CAMP HILL, Pa. — Some truckers would like to put the brakes on a federal mandate to use electronic devices to keep track of their driving habits. Several ...

CAMP HILL, Pa. -- Some truckers would like to put the brakes on a federal mandate to use electronic devices to keep track of their driving habits.

Several drivers plan to take their concerns directly to Washington D.C. October 3-7 with the ELD or Me Trucker Justice Protest, before the mandate goes into effect this December.

Some truckers have different issues with the electronic logging devices.

Many said stopping to take a break when instructed by the device is not always easy if there are no truck stops nearby.

Starting Saturday, traffic on interstates up and down the east coast might seem heavier than usual. Many truckers plan to make their way to the U.S. Capitol to protest against a mandate to use electronic logging devices.

Truck driver Fritz Belizaire said "I don't know if it's going to make any difference, but it's definitely a damn good idea about it. I'm with them 100 percent."

Some truckers are as divided on the issue as the highways they drive on.

Truck driver Teresa Mallory said "it can keep people legal, it keeps people rested, that don't make good choices."

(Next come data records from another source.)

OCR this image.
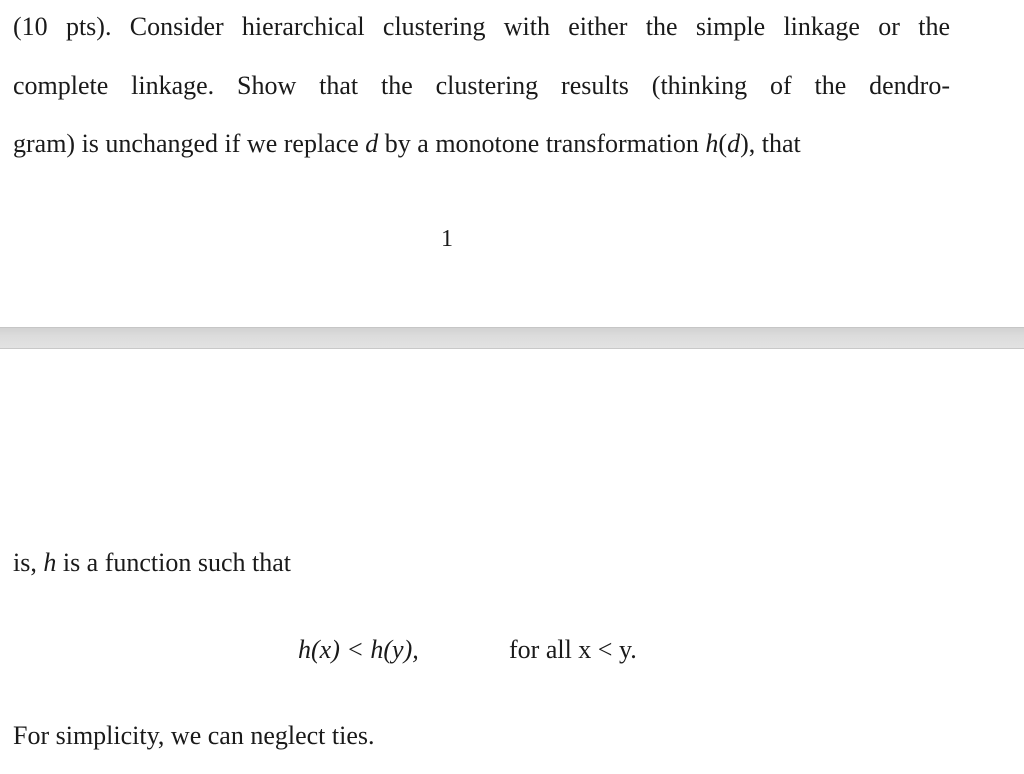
(10 pts). Consider hierarchical clustering with either the simple linkage or the
complete linkage. Show that the clustering results (thinking of the dendro-
gram) is unchanged if we replace d by a monotone transformation h(d), that
1
is, h is a function such that
h(x) < h(y),	for all x < y.
For simplicity, we can neglect ties.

The electronic devices automatically record the time a driver spends behind the wheel. They're allowed a 14-hour work window, but can drive no more than 11 hours, and have to take a break after driving for eight.

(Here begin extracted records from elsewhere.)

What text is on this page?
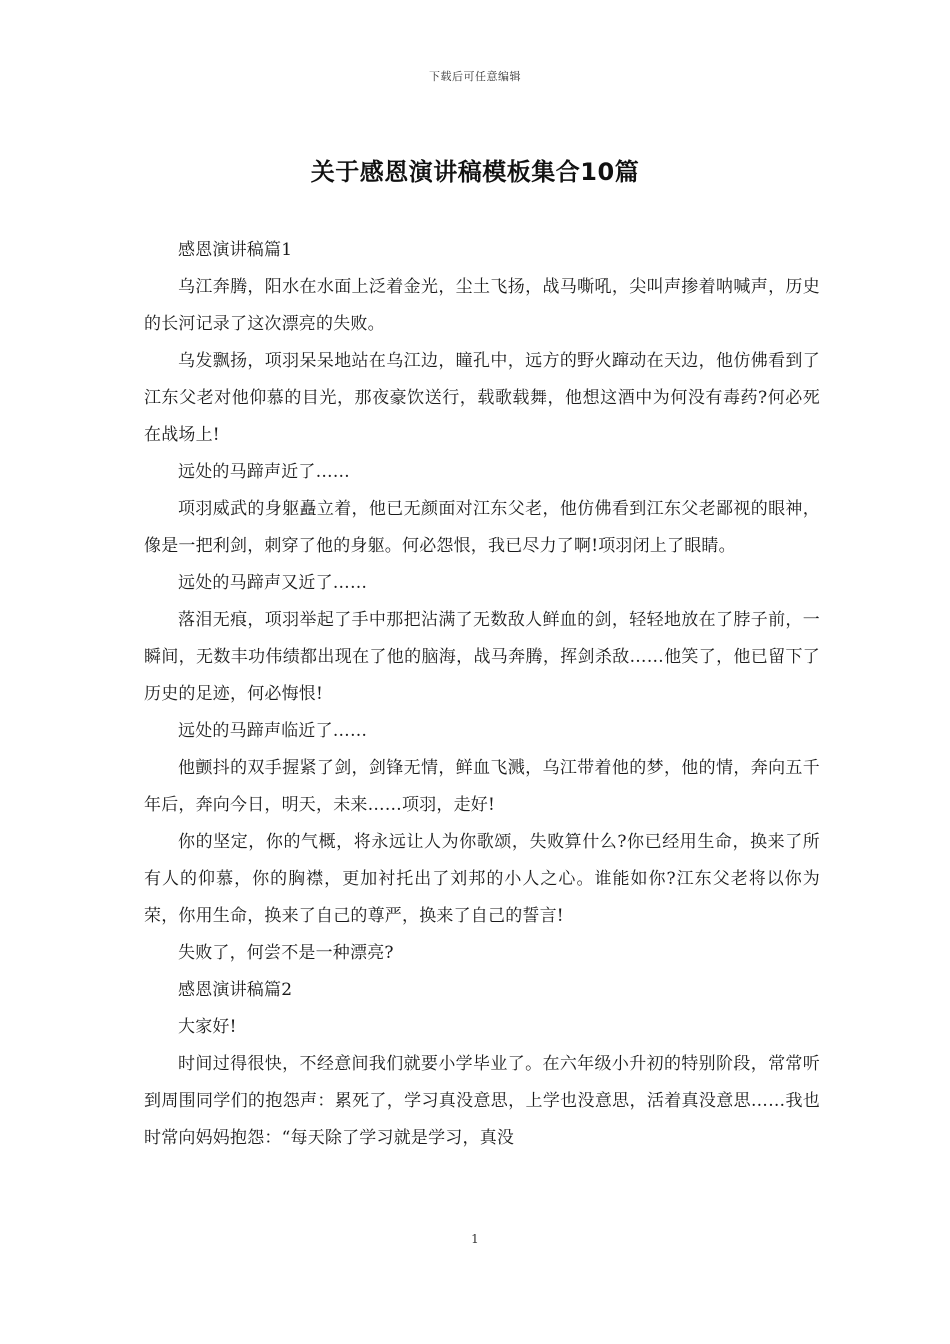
下载后可任意编辑
关于感恩演讲稿模板集合10篇

感恩演讲稿篇1

乌江奔腾，阳水在水面上泛着金光，尘土飞扬，战马嘶吼，尖叫声掺着呐喊声，历史的长河记录了这次漂亮的失败。

乌发飘扬，项羽呆呆地站在乌江边，瞳孔中，远方的野火蹿动在天边，他仿佛看到了江东父老对他仰慕的目光，那夜豪饮送行，载歌载舞，他想这酒中为何没有毒药?何必死在战场上!

远处的马蹄声近了……

项羽威武的身躯矗立着，他已无颜面对江东父老，他仿佛看到江东父老鄙视的眼神，像是一把利剑，刺穿了他的身躯。何必怨恨，我已尽力了啊!项羽闭上了眼睛。

远处的马蹄声又近了……

落泪无痕，项羽举起了手中那把沾满了无数敌人鲜血的剑，轻轻地放在了脖子前，一瞬间，无数丰功伟绩都出现在了他的脑海，战马奔腾，挥剑杀敌……他笑了，他已留下了历史的足迹，何必悔恨!

远处的马蹄声临近了……

他颤抖的双手握紧了剑，剑锋无情，鲜血飞溅，乌江带着他的梦，他的情，奔向五千年后，奔向今日，明天，未来……项羽，走好!

你的坚定，你的气概，将永远让人为你歌颂，失败算什么?你已经用生命，换来了所有人的仰慕，你的胸襟，更加衬托出了刘邦的小人之心。谁能如你?江东父老将以你为荣，你用生命，换来了自己的尊严，换来了自己的誓言!

失败了，何尝不是一种漂亮?

感恩演讲稿篇2

大家好!

时间过得很快，不经意间我们就要小学毕业了。在六年级小升初的特别阶段，常常听到周围同学们的抱怨声：累死了，学习真没意思，上学也没意思，活着真没意思……我也时常向妈妈抱怨：“每天除了学习就是学习，真没

1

Pennsylvania Motor Truck Association President & CEO Kevin Stewart said "the paper logs are in 15-minute increments, where as the electronic devices are accurate down to the second. There are some concerns, where drivers are mandated to take meal and rest breaks at certain times."

"A con to the electronic log would be that we're told when to shut our truck down. If we can't sleep, then we're wide awake. We need to be able to stop the truck when we're tired, and have to go to sleep," Mallory said.

In theory, the electronic devices would help prevent mistakes not only out on the road, but also on paper.

"They forgot to list something in their paper record, they forgot to put their mileage in there, they forgot their total hours, that's the number one driver violation out there, it's going to remove all those violations," Stewart said.

Some drivers say the digital paper trail doesn't take into account a lack of rest stops, traffic or pick up delays.

"They hold you for two or three hours, sometimes five hours, when you could get the load and be on your way home, and make that delivery where it's supposed to be going," Belizaire said.

"Once we start our clock, we can't just shut it down. It's going to run our 14-hour clock out," Mallory said.

"The regulations are unforgiving the problem isn't necessarily the device, the problem is the hours of service rules themselves," Stewart said.

One trucker said they'd rather take their chances on getting a ticket for parking along the interstate, than risk getting caught by a trooper for not taking a break.